Pate also made sure to mention this year’s holiday parade, which will begin and end at Corpening Plaza on Dec. 2 at 5 p.m.

One of the issues Pate touched on was the fact that the city has been struggling with staff retention and hiring.

“I know council has been concerned about our hiring rate,” Pate said.

Then he revealed some good news: He’d just attended his second employee orientation that day, surmising that he’d greeted more than 50 new employees.

“That’s a good sign that we’re making good progress there,” he noted.

The manager’s minute also included a chat about this year’s leaf collection, which is going smoothly per city staff and councilmembers. Pate called upon Assistant City Manager Aaron King to give residents an update. According to King, the weather, staffing levels and leaf collecting equipment have cooperated this fall. During last year’s leaf collection season, they did not.

“We talked a lot about leaf collection last year, and it was not always a fun conversation to be had,” King said. 
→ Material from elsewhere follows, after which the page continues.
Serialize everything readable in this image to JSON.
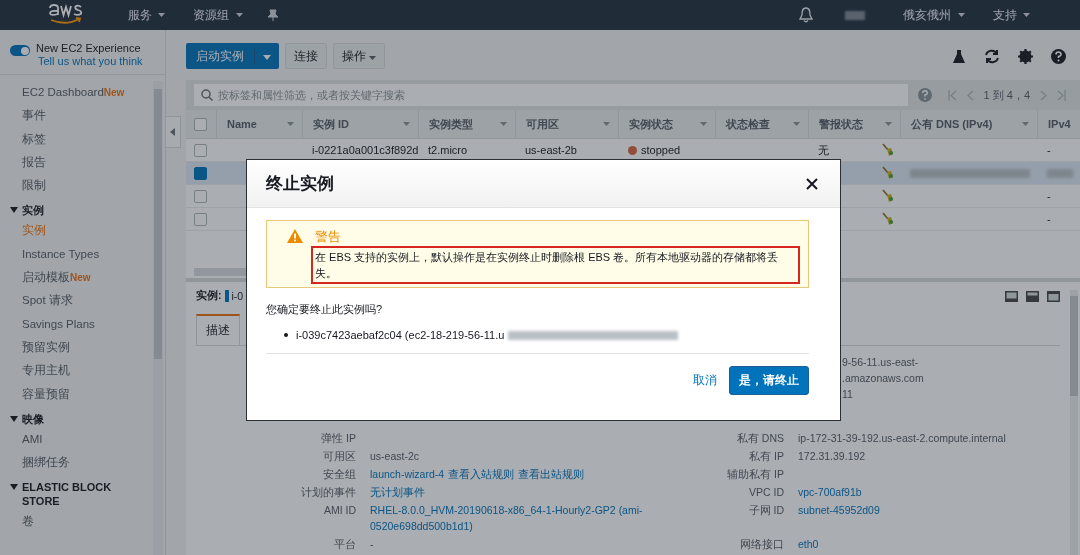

This year, the city started collecting leaves on Oct. 30, with the first round of collection already completed in around two-thirds of the city.

“I get more calls on leaves than pretty much everything else combined,” West Ward Councilmember Robert Clark said.

This year, Clark has “yet to get a call.” In his ward, he sees “piles disappearing every day.”

This juxtaposes with Greensboro’s leaf-collection changes, which were approved by council in August. This fall marks Greensboro’s last season of loose-leaf collection. Next year, there will be no more vacuum trucks, no more raking leaves to the edge of the street. 

Beginning March 1, residents must use only biodegradable paper bags for yard waste such as leaves, as well as a large cart that will be provided to residents by summertime. 

The city has also promoted a movement that will not only ease the city’s collection responsibilities, but help out the environment, too. It’s called “leave the leaves.” 

As part of the effort, city staff is encouraging residents to keep leaves on their lawns or mulch them instead of raking and bagging them. 

“Letting leaves naturally decompose where they land creates natural mulch that enriches the soil and creates a habitat and food for beneficial microorganisms, insects and small wildlife, among other environmental benefits,” a city press release states.